Despite the surge in coronavirus infections nationwide, President Donald Trump is still urging state and local officials to reopen schools this fall. Although experts say that resuming face-to-face learning has many social benefits, they remind schools that schools must balance potential risks and provide students, teachers, and administrators with a safe learning environment.
There is evidence that children are not as susceptible to COVID-19 caused by coronavirus as adults. Even among those who have been infected, it is rare for children to have serious complications or require hospitalization.
But this does not mean that the classroom can be exempted from the test of social alienation and other safety precautions, especially if the school intends to welcome the children back to the scene in less than two months.

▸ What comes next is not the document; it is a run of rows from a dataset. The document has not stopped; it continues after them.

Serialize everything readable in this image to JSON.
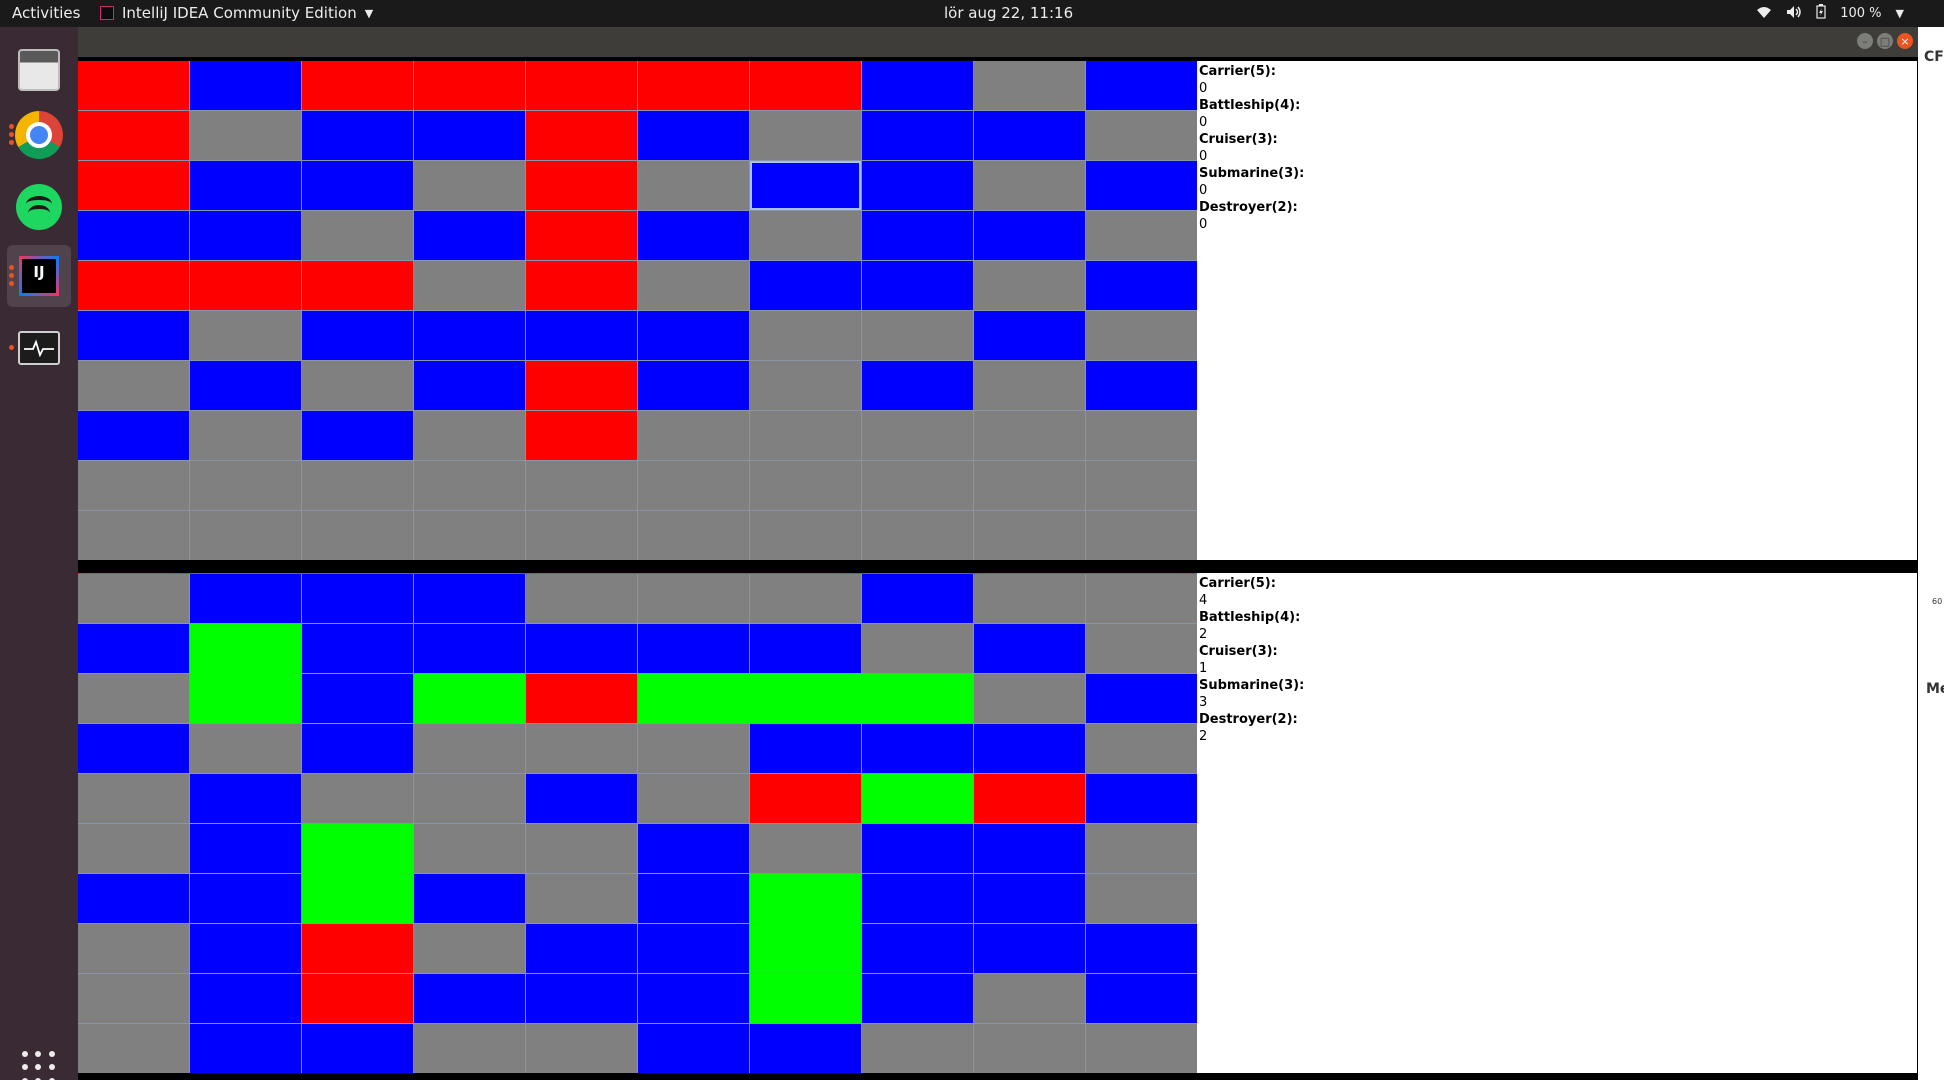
{
  "topbar": {
    "activities": "Activities",
    "app_name": "IntelliJ IDEA Community Edition",
    "clock": "lör aug 22, 11:16",
    "battery": "100 %"
  },
  "dock": {
    "items": [
      {
        "name": "files",
        "icon": "files-icon"
      },
      {
        "name": "chrome",
        "icon": "chrome-icon"
      },
      {
        "name": "spotify",
        "icon": "spotify-icon"
      },
      {
        "name": "intellij",
        "icon": "intellij-icon",
        "label": "IJ"
      },
      {
        "name": "system-monitor",
        "icon": "system-monitor-icon"
      }
    ]
  },
  "colors": {
    "blue": "#0000ff",
    "red": "#ff0000",
    "gray": "#808080",
    "green": "#00ff00"
  },
  "top_board": {
    "rows": [
      [
        "R",
        "B",
        "R",
        "R",
        "R",
        "R",
        "R",
        "B",
        "G",
        "B"
      ],
      [
        "R",
        "G",
        "B",
        "B",
        "R",
        "B",
        "G",
        "B",
        "B",
        "G"
      ],
      [
        "R",
        "B",
        "B",
        "G",
        "R",
        "G",
        "B",
        "B",
        "G",
        "B"
      ],
      [
        "B",
        "B",
        "G",
        "B",
        "R",
        "B",
        "G",
        "B",
        "B",
        "G"
      ],
      [
        "R",
        "R",
        "R",
        "G",
        "R",
        "G",
        "B",
        "B",
        "G",
        "B"
      ],
      [
        "B",
        "G",
        "B",
        "B",
        "B",
        "B",
        "G",
        "G",
        "B",
        "G"
      ],
      [
        "G",
        "B",
        "G",
        "B",
        "R",
        "B",
        "G",
        "B",
        "G",
        "B"
      ],
      [
        "B",
        "G",
        "B",
        "G",
        "R",
        "G",
        "G",
        "G",
        "G",
        "G"
      ],
      [
        "G",
        "G",
        "G",
        "G",
        "G",
        "G",
        "G",
        "G",
        "G",
        "G"
      ],
      [
        "G",
        "G",
        "G",
        "G",
        "G",
        "G",
        "G",
        "G",
        "G",
        "G"
      ]
    ],
    "legend": "R=red hit, B=blue miss, G=gray unknown, L=green ship"
  },
  "bottom_board": {
    "rows": [
      [
        "G",
        "B",
        "B",
        "B",
        "G",
        "G",
        "G",
        "B",
        "G",
        "G"
      ],
      [
        "B",
        "L",
        "B",
        "B",
        "B",
        "B",
        "B",
        "G",
        "B",
        "G"
      ],
      [
        "G",
        "L",
        "B",
        "L",
        "R",
        "L",
        "L",
        "L",
        "G",
        "B"
      ],
      [
        "B",
        "G",
        "B",
        "G",
        "G",
        "G",
        "B",
        "B",
        "B",
        "G"
      ],
      [
        "G",
        "B",
        "G",
        "G",
        "B",
        "G",
        "R",
        "L",
        "R",
        "B"
      ],
      [
        "G",
        "B",
        "L",
        "G",
        "G",
        "B",
        "G",
        "B",
        "B",
        "G"
      ],
      [
        "B",
        "B",
        "L",
        "B",
        "G",
        "B",
        "L",
        "B",
        "B",
        "G"
      ],
      [
        "G",
        "B",
        "R",
        "G",
        "B",
        "B",
        "L",
        "B",
        "B",
        "B"
      ],
      [
        "G",
        "B",
        "R",
        "B",
        "B",
        "B",
        "L",
        "B",
        "G",
        "B"
      ],
      [
        "G",
        "B",
        "B",
        "G",
        "G",
        "B",
        "B",
        "G",
        "G",
        "G"
      ]
    ]
  },
  "top_info": {
    "ships": [
      {
        "label": "Carrier(5):",
        "value": "0"
      },
      {
        "label": "Battleship(4):",
        "value": "0"
      },
      {
        "label": "Cruiser(3):",
        "value": "0"
      },
      {
        "label": "Submarine(3):",
        "value": "0"
      },
      {
        "label": "Destroyer(2):",
        "value": "0"
      }
    ]
  },
  "bottom_info": {
    "ships": [
      {
        "label": "Carrier(5):",
        "value": "4"
      },
      {
        "label": "Battleship(4):",
        "value": "2"
      },
      {
        "label": "Cruiser(3):",
        "value": "1"
      },
      {
        "label": "Submarine(3):",
        "value": "3"
      },
      {
        "label": "Destroyer(2):",
        "value": "2"
      }
    ]
  },
  "side_strip": {
    "text1": "CF",
    "text2": "60",
    "text3": "Me"
  }
}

Dr. Jennifer Lightl, a pediatric infectious disease expert at Langen Health Hospital in New York, New York, said: “Returning a child to school should really not be a debate, but a safe return to school.”

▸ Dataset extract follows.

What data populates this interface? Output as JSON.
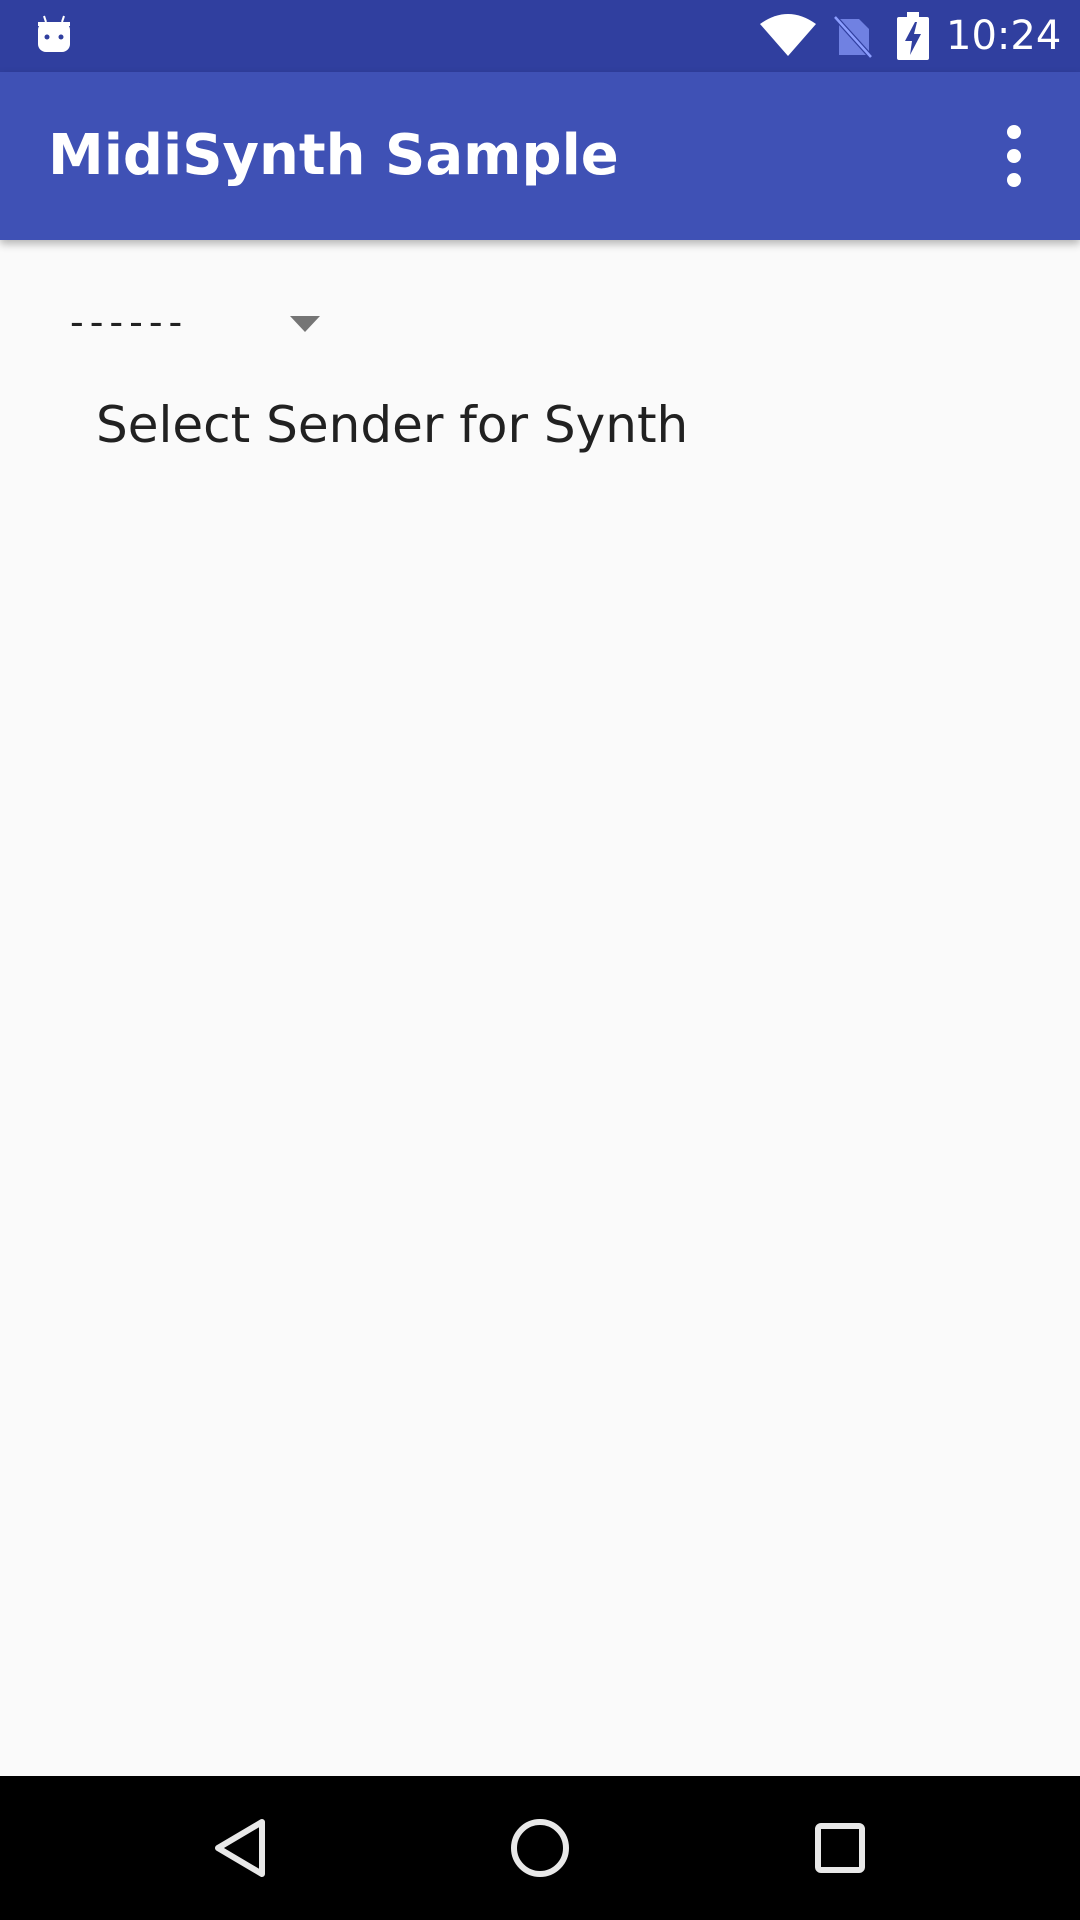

Wright said that it is an “ideal situation” to let the children appear in the school in the autumn as much as possible, but the school will need to implement some policies that allow students to maintain a certain distance indoors and avoid prolonged close contact. This, she said, may include reducing the number of classes, rearranging the desks to ensure that the children do not gather together or facing each other, and moving physical education or other leisure activities outdoors.

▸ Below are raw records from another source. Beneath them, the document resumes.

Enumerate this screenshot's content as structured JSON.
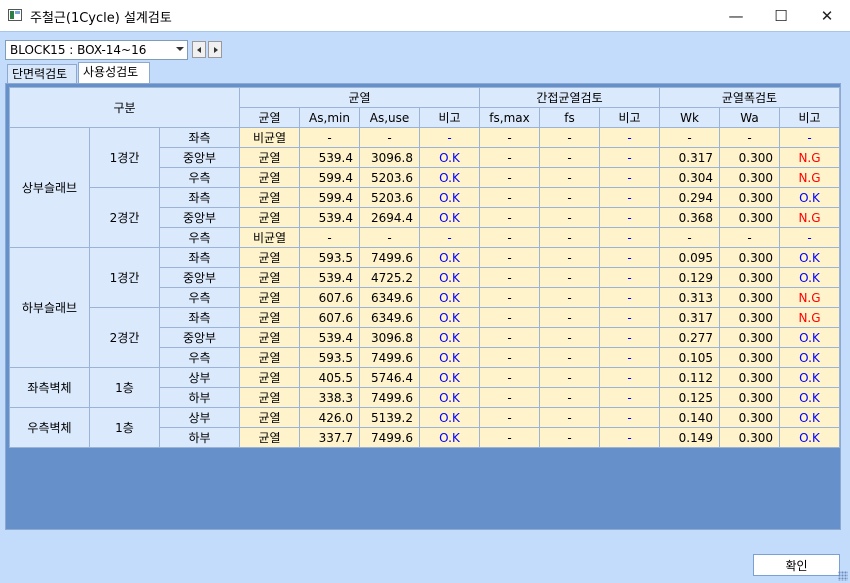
{
  "window": {
    "title": "주철근(1Cycle) 설계검토",
    "minimize": "—",
    "maximize": "☐",
    "close": "✕"
  },
  "block_select": {
    "value": "BLOCK15 : BOX-14~16"
  },
  "tabs": [
    "단면력검토",
    "사용성검토"
  ],
  "active_tab": 1,
  "headers": {
    "division": "구분",
    "crack": "균열",
    "indirect": "간접균열검토",
    "width": "균열폭검토",
    "sub": [
      "균열",
      "As,min",
      "As,use",
      "비고",
      "fs,max",
      "fs",
      "비고",
      "Wk",
      "Wa",
      "비고"
    ]
  },
  "groups": [
    {
      "name": "상부슬래브",
      "spans": [
        {
          "name": "1경간",
          "rows": [
            {
              "loc": "좌측",
              "c": "비균열",
              "asmin": "-",
              "asuse": "-",
              "r1": "-",
              "fsmax": "-",
              "fs": "-",
              "r2": "-",
              "wk": "-",
              "wa": "-",
              "r3": "-"
            },
            {
              "loc": "중앙부",
              "c": "균열",
              "asmin": "539.4",
              "asuse": "3096.8",
              "r1": "O.K",
              "fsmax": "-",
              "fs": "-",
              "r2": "-",
              "wk": "0.317",
              "wa": "0.300",
              "r3": "N.G"
            },
            {
              "loc": "우측",
              "c": "균열",
              "asmin": "599.4",
              "asuse": "5203.6",
              "r1": "O.K",
              "fsmax": "-",
              "fs": "-",
              "r2": "-",
              "wk": "0.304",
              "wa": "0.300",
              "r3": "N.G"
            }
          ]
        },
        {
          "name": "2경간",
          "rows": [
            {
              "loc": "좌측",
              "c": "균열",
              "asmin": "599.4",
              "asuse": "5203.6",
              "r1": "O.K",
              "fsmax": "-",
              "fs": "-",
              "r2": "-",
              "wk": "0.294",
              "wa": "0.300",
              "r3": "O.K"
            },
            {
              "loc": "중앙부",
              "c": "균열",
              "asmin": "539.4",
              "asuse": "2694.4",
              "r1": "O.K",
              "fsmax": "-",
              "fs": "-",
              "r2": "-",
              "wk": "0.368",
              "wa": "0.300",
              "r3": "N.G"
            },
            {
              "loc": "우측",
              "c": "비균열",
              "asmin": "-",
              "asuse": "-",
              "r1": "-",
              "fsmax": "-",
              "fs": "-",
              "r2": "-",
              "wk": "-",
              "wa": "-",
              "r3": "-"
            }
          ]
        }
      ]
    },
    {
      "name": "하부슬래브",
      "spans": [
        {
          "name": "1경간",
          "rows": [
            {
              "loc": "좌측",
              "c": "균열",
              "asmin": "593.5",
              "asuse": "7499.6",
              "r1": "O.K",
              "fsmax": "-",
              "fs": "-",
              "r2": "-",
              "wk": "0.095",
              "wa": "0.300",
              "r3": "O.K"
            },
            {
              "loc": "중앙부",
              "c": "균열",
              "asmin": "539.4",
              "asuse": "4725.2",
              "r1": "O.K",
              "fsmax": "-",
              "fs": "-",
              "r2": "-",
              "wk": "0.129",
              "wa": "0.300",
              "r3": "O.K"
            },
            {
              "loc": "우측",
              "c": "균열",
              "asmin": "607.6",
              "asuse": "6349.6",
              "r1": "O.K",
              "fsmax": "-",
              "fs": "-",
              "r2": "-",
              "wk": "0.313",
              "wa": "0.300",
              "r3": "N.G"
            }
          ]
        },
        {
          "name": "2경간",
          "rows": [
            {
              "loc": "좌측",
              "c": "균열",
              "asmin": "607.6",
              "asuse": "6349.6",
              "r1": "O.K",
              "fsmax": "-",
              "fs": "-",
              "r2": "-",
              "wk": "0.317",
              "wa": "0.300",
              "r3": "N.G"
            },
            {
              "loc": "중앙부",
              "c": "균열",
              "asmin": "539.4",
              "asuse": "3096.8",
              "r1": "O.K",
              "fsmax": "-",
              "fs": "-",
              "r2": "-",
              "wk": "0.277",
              "wa": "0.300",
              "r3": "O.K"
            },
            {
              "loc": "우측",
              "c": "균열",
              "asmin": "593.5",
              "asuse": "7499.6",
              "r1": "O.K",
              "fsmax": "-",
              "fs": "-",
              "r2": "-",
              "wk": "0.105",
              "wa": "0.300",
              "r3": "O.K"
            }
          ]
        }
      ]
    },
    {
      "name": "좌측벽체",
      "spans": [
        {
          "name": "1층",
          "rows": [
            {
              "loc": "상부",
              "c": "균열",
              "asmin": "405.5",
              "asuse": "5746.4",
              "r1": "O.K",
              "fsmax": "-",
              "fs": "-",
              "r2": "-",
              "wk": "0.112",
              "wa": "0.300",
              "r3": "O.K"
            },
            {
              "loc": "하부",
              "c": "균열",
              "asmin": "338.3",
              "asuse": "7499.6",
              "r1": "O.K",
              "fsmax": "-",
              "fs": "-",
              "r2": "-",
              "wk": "0.125",
              "wa": "0.300",
              "r3": "O.K"
            }
          ]
        }
      ]
    },
    {
      "name": "우측벽체",
      "spans": [
        {
          "name": "1층",
          "rows": [
            {
              "loc": "상부",
              "c": "균열",
              "asmin": "426.0",
              "asuse": "5139.2",
              "r1": "O.K",
              "fsmax": "-",
              "fs": "-",
              "r2": "-",
              "wk": "0.140",
              "wa": "0.300",
              "r3": "O.K"
            },
            {
              "loc": "하부",
              "c": "균열",
              "asmin": "337.7",
              "asuse": "7499.6",
              "r1": "O.K",
              "fsmax": "-",
              "fs": "-",
              "r2": "-",
              "wk": "0.149",
              "wa": "0.300",
              "r3": "O.K"
            }
          ]
        }
      ]
    }
  ],
  "confirm_label": "확인",
  "colors": {
    "ok": "#0000ff",
    "ng": "#ff0000",
    "header": "#dbe9fc",
    "cell": "#fff3cc",
    "client": "#c4dcfb",
    "empty_area": "#6590c9"
  }
}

According to data from the Centers for Disease Control and Prevention, in the United States, children account for approximately 22% of the population, but so far, children account for only 2% of coronavirus cases.
Dr. C. Buddy Creech, an associate professor of pediatrics at Vanderbilt University Medical Center in Nashville, Tennessee, said that it is unclear what caused the difference.
Kridge said: “This is a strange pandemic, because usually for respiratory viruses, children are the most affected children and the most affected children.” “This is really another matter, affected The biggest is our adults, especially the elderly.”
It is also unknown how and why the risks are different for all young people. Dr. William Raska, a pediatric infectious disease specialist at the Vermont University Lana School of Medicine.
He said: “The younger you are, the less likely you are to spread the disease.” “Once you reach high school age, you will be more worried, [and] Once in college, you will be very worried. “
Wright said schools must keep these differences in mind when developing safety procedures.
She said: “I don’t think this is a size suitable for everyone.” “Compared to older teenagers, young children are indeed a different risk category, so our guidelines for primary school children [and] Middle school students should be different from our children who are high school students. “
In Europe and the United States, it has been reported that some children infected with coronavirus experienced inflammatory symptoms similar to Kawasaki disease because the child’s immune system substantially accelerated speeding. More than 100 cases of children with multiple inflammatory syndrome or MIS-C complications have been reported in New York, which was the center of the North American Coronavirus pandemic in March and April. Although potentially fatal, Lighter said MIS-C is “extremely rare.”
She added that in some cases it may be important to reopen schools because these institutions have important social functions, not just to provide education.
Wright said: “I think that in the past few months, children have had major social and emotional problems with online learning.” “I think online learning is not suitable for children, especially young children, especially poor children. .”
Dr. Shilpa Patel, a pediatrician in New Jersey, said that because scientists are still learning about the virus, making predictions is challenging. But she said she did not hesitate to let the child return to school this fall.
Patel said: “Everything will be normal if you get the vaccine.” “This is a difficult time for us, but yes, I will send the child back to school in September.”